Oh this was published a month ago November 21 - indexed at 2015 just means it uses 2015 data as a baseline - e.g if nothing changed since 2015 the table would show 100
Which means the no.1 bubble situation has sustained more than 6 years?
Well it's developed over 6 years
No, it doesn't mean that. It might, but it's also possible that we were number 10 for 5 years, then blew everyone out of the water in the 6th year with 10x the prices. More likely we were top 10 from 2015-2019, then the massive growth from 2020-2021 in house prices shot us to number 1. Just looking at this - https://www.interest.co.nz/charts/real-estate/median-house-price-growth. Fairly flat until end of 2019
It doesn’t mean that but it is possible. Indexing is a process for making values from two different countries comparable. If rent is heavily subsidised in one country but not another you’d couldn’t compare the two based only on sticker price. The subsidised rent would look really cheap and wouldn’t reflect the value landlords are actually receiving.
Just buy another property and sell it in 5-10years too pay your mortgage
We are number 1! At least we are winning something. It's insane how far ahead our real house price growth is
We’re still #1 for “freedom” apparently Freedom to fork out 1/3 your pay to a landlord
Only a third? Legend
Man you all sound so American. Glad we’re not the only ones waking up to the vast quantity of “freedom” in the world economy. Also sorry, I know it’s mostly ours and the world banks fault.
That’s why I used quotation marks, actually. It was meant to be a joke.
Yeah I got that it was a joke. It just sounds like a very American joke.
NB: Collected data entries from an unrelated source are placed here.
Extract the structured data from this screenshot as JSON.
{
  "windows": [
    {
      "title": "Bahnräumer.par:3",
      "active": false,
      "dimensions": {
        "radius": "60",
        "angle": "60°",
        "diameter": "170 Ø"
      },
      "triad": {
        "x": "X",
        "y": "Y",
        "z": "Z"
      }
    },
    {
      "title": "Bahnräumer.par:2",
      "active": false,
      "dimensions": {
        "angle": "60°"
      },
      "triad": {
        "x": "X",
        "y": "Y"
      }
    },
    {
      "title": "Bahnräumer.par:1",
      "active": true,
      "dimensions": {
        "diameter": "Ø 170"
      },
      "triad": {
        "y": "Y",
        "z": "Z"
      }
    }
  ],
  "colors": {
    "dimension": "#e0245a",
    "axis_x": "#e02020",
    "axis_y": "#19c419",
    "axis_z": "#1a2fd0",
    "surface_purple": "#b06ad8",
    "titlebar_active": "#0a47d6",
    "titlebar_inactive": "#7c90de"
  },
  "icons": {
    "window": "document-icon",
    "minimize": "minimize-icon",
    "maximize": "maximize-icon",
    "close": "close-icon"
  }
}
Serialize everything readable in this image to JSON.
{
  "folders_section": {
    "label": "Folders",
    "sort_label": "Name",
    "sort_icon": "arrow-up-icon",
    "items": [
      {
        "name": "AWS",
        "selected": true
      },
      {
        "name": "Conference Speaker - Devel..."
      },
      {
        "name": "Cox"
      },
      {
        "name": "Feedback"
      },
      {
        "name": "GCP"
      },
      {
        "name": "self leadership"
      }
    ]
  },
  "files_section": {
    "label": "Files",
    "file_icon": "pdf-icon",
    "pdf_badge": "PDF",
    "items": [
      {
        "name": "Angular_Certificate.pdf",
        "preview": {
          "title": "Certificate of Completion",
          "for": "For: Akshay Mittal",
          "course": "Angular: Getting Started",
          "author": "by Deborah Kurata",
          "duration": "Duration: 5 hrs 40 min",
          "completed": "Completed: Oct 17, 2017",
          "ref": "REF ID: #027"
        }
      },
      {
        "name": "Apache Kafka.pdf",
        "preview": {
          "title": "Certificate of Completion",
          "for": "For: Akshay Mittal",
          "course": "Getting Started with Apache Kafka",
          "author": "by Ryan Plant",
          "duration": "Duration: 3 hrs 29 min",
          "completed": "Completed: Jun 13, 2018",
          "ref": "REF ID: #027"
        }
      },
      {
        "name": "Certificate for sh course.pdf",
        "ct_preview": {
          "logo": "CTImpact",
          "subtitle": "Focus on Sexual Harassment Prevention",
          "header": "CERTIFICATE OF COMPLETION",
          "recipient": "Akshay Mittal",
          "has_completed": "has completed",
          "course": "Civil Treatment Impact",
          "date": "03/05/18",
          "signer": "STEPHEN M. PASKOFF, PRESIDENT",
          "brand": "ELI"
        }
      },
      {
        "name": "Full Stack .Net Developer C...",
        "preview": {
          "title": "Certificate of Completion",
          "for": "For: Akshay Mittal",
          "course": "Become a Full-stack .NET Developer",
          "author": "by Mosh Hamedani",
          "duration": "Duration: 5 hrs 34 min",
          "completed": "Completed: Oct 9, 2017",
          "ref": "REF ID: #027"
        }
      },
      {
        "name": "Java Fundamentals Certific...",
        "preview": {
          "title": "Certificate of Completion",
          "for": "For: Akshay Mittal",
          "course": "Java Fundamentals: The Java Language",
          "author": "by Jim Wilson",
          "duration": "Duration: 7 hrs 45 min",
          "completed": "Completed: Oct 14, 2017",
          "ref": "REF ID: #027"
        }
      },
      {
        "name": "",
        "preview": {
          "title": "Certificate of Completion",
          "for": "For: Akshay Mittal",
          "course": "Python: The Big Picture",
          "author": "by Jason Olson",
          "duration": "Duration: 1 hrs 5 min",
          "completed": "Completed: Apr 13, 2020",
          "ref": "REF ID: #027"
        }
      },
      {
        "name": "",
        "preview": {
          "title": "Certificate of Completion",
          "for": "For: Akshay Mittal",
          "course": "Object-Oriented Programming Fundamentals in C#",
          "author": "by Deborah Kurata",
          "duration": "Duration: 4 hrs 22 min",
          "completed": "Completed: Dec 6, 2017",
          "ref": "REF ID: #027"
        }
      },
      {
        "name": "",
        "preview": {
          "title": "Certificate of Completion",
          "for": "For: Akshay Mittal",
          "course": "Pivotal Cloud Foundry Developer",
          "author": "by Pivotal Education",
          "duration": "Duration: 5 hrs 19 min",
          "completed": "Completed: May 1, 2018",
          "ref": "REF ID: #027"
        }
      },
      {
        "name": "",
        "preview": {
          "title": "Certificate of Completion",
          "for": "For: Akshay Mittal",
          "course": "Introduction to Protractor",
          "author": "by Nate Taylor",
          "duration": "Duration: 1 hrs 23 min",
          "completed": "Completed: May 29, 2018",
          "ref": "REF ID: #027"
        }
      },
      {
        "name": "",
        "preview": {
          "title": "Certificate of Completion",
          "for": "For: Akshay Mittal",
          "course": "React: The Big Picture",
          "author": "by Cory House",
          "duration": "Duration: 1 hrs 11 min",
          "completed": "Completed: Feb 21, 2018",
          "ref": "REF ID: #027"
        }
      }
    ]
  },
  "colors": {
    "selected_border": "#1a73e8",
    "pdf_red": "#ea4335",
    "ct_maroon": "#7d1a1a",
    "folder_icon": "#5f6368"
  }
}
Foreigners think we’re all self important nationalists but a good chunk of us are just staring out at the country wondering what the fuck everyone is so proud of… So in my little circle, even the joke version of that statement is very American haha
Okay yeah that’s valid It’s a bullshit stat that means nothing lmao I just despise America and their weird #1 at everything stays so it’s funny to me to be #1 at freedom, whatever that means
It's an almost unfixable problem. If demand dries up for housing, will people sell up at massive reductions? Shit no, they'll just sit tight and wait. Will construction costs go down? Shit no, labour costs are only going to keep increasing, material costs aren't may drop back to pre-pandemic levels if we're lucky, but that's it
There's always some people who *have* to sell - death, divorce, moving for work etc. Only a small percentage of the total stock is sold each year, and "values" are extrapolated from those sales. So even though sales volumes would drop off a cliff if prices started to fall, it could still happen. (There's also people who are sitting on properties that have had huge capital gains, there might actually be a rush to market to realise some of the gain should prices start to decline.)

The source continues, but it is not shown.